It was terrible indeed. I called mother, and she shrieked and wrung her hands and seemed half beside herself. There was no learning particulars at first. Father was carried upstairs, and laid on the bed, and one of the men went off for a doctor.

Father lay quite quiet and senseless, not even moaning. Dickenson, our former neighbour, was one of those who had come, and I took him aside, and asked how it had all happened.

He could not tell me very much. Partly from what he had seen, and partly from what had been told him, he knew that father had been with Mr. Simmons in the billiard-room, and that they had been playing for money, and that father seemed to lose over and over again and was very much excited, while Mr. Simmons seemed trying to soothe him. Then the two went into another room, and drink was called for, and father became still more excited. He seemed trying to get up a quarrel with Mr. Simmons, and he said over and over again that Mr. Simmons had ruined him.

Mr. Simmons kept quite cool all the time, but presently he was seen to get up and move away, in a sort of stealthy manner, making believe that he was coming back directly. Father grew quite furious then, and attacked him with his fists, and others in the room had to come to the rescue. Mr. Simmons took himself off, by their advice, and seemed not at all sorry to do so; and father went back to his seat, muttering and grumbling, and saying "he would be even with him yet."
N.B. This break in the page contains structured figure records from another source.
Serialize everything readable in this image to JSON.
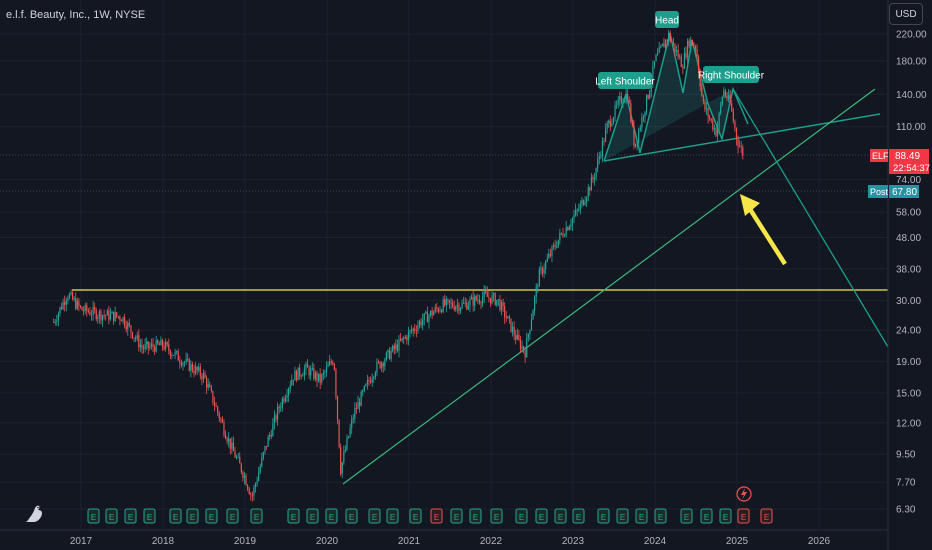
{
  "symbol_title": "e.l.f. Beauty, Inc., 1W, NYSE",
  "currency": "USD",
  "colors": {
    "background": "#131722",
    "grid": "#1e222d",
    "up": "#26a69a",
    "down": "#ef5350",
    "neckline": "#1b9e8a",
    "resistance": "#f5e94a",
    "arrow": "#f7e64a",
    "price_tag": "#f23645",
    "post_tag": "#2962ff"
  },
  "chart_data": {
    "type": "candlestick",
    "y_scale": "log",
    "y_ticks": [
      "220.00",
      "180.00",
      "140.00",
      "110.00",
      "74.00",
      "58.00",
      "48.00",
      "38.00",
      "30.00",
      "24.00",
      "19.00",
      "15.00",
      "12.00",
      "9.50",
      "7.70",
      "6.30"
    ],
    "x_ticks": [
      "2017",
      "2018",
      "2019",
      "2020",
      "2021",
      "2022",
      "2023",
      "2024",
      "2025",
      "2026"
    ],
    "price_path": [
      [
        "2016-09",
        25.5
      ],
      [
        "2016-11",
        31.5
      ],
      [
        "2017-01",
        28
      ],
      [
        "2017-04",
        27
      ],
      [
        "2017-07",
        26.5
      ],
      [
        "2017-10",
        21
      ],
      [
        "2018-01",
        21.5
      ],
      [
        "2018-04",
        19
      ],
      [
        "2018-07",
        17
      ],
      [
        "2018-09",
        13
      ],
      [
        "2018-11",
        10
      ],
      [
        "2019-01",
        8
      ],
      [
        "2019-02",
        6.9
      ],
      [
        "2019-04",
        10
      ],
      [
        "2019-06",
        13.5
      ],
      [
        "2019-08",
        17
      ],
      [
        "2019-10",
        18
      ],
      [
        "2019-12",
        16.5
      ],
      [
        "2020-02",
        19.5
      ],
      [
        "2020-03",
        8.5
      ],
      [
        "2020-05",
        13
      ],
      [
        "2020-08",
        18
      ],
      [
        "2020-11",
        21
      ],
      [
        "2021-03",
        26
      ],
      [
        "2021-06",
        29
      ],
      [
        "2021-09",
        29
      ],
      [
        "2021-12",
        31
      ],
      [
        "2022-02",
        30
      ],
      [
        "2022-05",
        22
      ],
      [
        "2022-06",
        20.5
      ],
      [
        "2022-08",
        36
      ],
      [
        "2022-11",
        48
      ],
      [
        "2023-02",
        60
      ],
      [
        "2023-04",
        75
      ],
      [
        "2023-06",
        110
      ],
      [
        "2023-08",
        135
      ],
      [
        "2023-09",
        140
      ],
      [
        "2023-10",
        95
      ],
      [
        "2023-12",
        140
      ],
      [
        "2024-01",
        180
      ],
      [
        "2024-03",
        218
      ],
      [
        "2024-05",
        175
      ],
      [
        "2024-06",
        210
      ],
      [
        "2024-07",
        200
      ],
      [
        "2024-08",
        130
      ],
      [
        "2024-10",
        105
      ],
      [
        "2024-11",
        145
      ],
      [
        "2024-12",
        130
      ],
      [
        "2025-01",
        100
      ],
      [
        "2025-02",
        88.49
      ]
    ],
    "last_price": {
      "symbol": "ELF",
      "value": "88.49",
      "countdown": "22:54:37"
    },
    "post_market": {
      "label": "Post",
      "value": "67.80"
    },
    "levels": [
      30.5,
      33.0
    ],
    "annotations": [
      "Left Shoulder",
      "Head",
      "Right Shoulder"
    ],
    "event_markers": [
      "E",
      "E",
      "E",
      "E",
      "E",
      "E",
      "E",
      "E",
      "E",
      "E",
      "E",
      "E",
      "E",
      "E",
      "E",
      "E",
      "E",
      "E",
      "E",
      "E",
      "E",
      "E",
      "E",
      "E",
      "E",
      "E",
      "E",
      "E",
      "E",
      "E",
      "E",
      "E",
      "E"
    ],
    "event_marker_kinds": [
      "e",
      "e",
      "e",
      "e",
      "e",
      "e",
      "e",
      "e",
      "e",
      "e",
      "e",
      "e",
      "e",
      "e",
      "e",
      "e",
      "d",
      "e",
      "e",
      "e",
      "e",
      "e",
      "e",
      "e",
      "e",
      "e",
      "e",
      "e",
      "e",
      "e",
      "e",
      "d",
      "d"
    ]
  }
}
After a while he got up to go home, and Dickenson, seeing how unsteady he was, followed some distance behind, not feeling sure that help mightn't be needed. And so it was. Father had not gone half a street length, before he seemed to fancy he saw Mr. Simmons ahead. He set up a sort of shout, and rushed off at a blind pace, and in a moment went headlong down a kind of open trap-door, with a deep warehouse cellar below. The marvel was that he escaped death on the spot.

I went back to him, after hearing all this, and waited till the doctor came. Mother was sobbing and crying and would not stay in the room. I did not dare to touch father. He lay just as they had put him down, helpless and senseless. Sometimes I thought he must be already gone. The men were very good, and would not leave me alone. One was Sykes, Mr. Johnstone's foreman, and I never shall forget his kindness, as he tried to cheer me up.

When the doctor came, I was sent away, and there was a long examination. Mother was sobbing so as to be quite useless, and the doctor sent for me afterwards, to speak to me.

He said that father was terribly hurt. There were broken bones, but he feared these were not the worst injuries. He could not say more yet, however: so he only gave careful directions how I was to manage, and promised to come again next day.

The next few weeks were just one long bout of nursing. It was wonderful how good some of our old neighbours were,—those who had been grannie's friends in earlier days. As for newer friends, who had clustered round us when the money came, they dropped off like dead leaves from a tree in autumn.

I don't know what we should have done without help. Mother was such a poor nurse, and so easily overcome, and also she was in sickly health. And I was a mere girl, quite unused to illness.